# CERM 15th Edition Errata needed - Please Help!



## x00n (Oct 17, 2018)

Hello﻿ everyone,

Recently PPI removed the ability to look up erratas on their website completely and demands buying latest 16th Edition of the CERM. I have the 15th Edition of the CERM that I had purchased ealier in the year for the October PE exam.
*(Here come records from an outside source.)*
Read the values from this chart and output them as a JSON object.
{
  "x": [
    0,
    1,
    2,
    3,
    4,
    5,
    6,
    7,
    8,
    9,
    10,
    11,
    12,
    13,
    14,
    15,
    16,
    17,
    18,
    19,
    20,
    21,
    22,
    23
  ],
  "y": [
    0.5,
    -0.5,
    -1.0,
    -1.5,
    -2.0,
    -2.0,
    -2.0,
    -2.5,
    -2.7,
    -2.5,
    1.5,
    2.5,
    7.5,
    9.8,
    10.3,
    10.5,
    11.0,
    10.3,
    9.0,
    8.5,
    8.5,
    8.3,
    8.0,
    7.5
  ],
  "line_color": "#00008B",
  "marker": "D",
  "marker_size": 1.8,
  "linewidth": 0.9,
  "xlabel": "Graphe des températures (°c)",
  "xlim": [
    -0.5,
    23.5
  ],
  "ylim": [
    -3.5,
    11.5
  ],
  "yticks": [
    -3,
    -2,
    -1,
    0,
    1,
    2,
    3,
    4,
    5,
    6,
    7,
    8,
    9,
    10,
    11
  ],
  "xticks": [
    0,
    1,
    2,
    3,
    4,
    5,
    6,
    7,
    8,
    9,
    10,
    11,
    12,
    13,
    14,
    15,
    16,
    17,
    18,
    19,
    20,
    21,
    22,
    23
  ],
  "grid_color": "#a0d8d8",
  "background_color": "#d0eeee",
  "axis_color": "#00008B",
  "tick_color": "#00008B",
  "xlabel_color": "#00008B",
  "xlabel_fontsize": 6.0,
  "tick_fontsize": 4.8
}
 I will appreciate if anyone can share the errata for CERM 15th Edition.

Thank you in advance.﻿﻿


----------



## KOKOMO777 (Oct 17, 2018)

x00n said:


> Hello﻿ everyone,
> 
> Recently PPI removed the ability to look up erratas on their website completely and demands buying latest 16th Edition of the CERM. I have the 15th Edition of the CERM that I had purchased ealier in the year for the October PE exam.
> 
> ...


Please PM me with your email.


----------



## x00n (Oct 17, 2018)

Turns out we both have the index but not the errata. Anyone have the errata available to share?


----------



## joeng55 (Oct 31, 2018)

Don't know why they removed the errata.   I would assume there are mistakes in the 16th ed. as well.  Does anyone have the appendix - Nomographs, and conversions?  Also, I am looking for the 11th Ed. index.


----------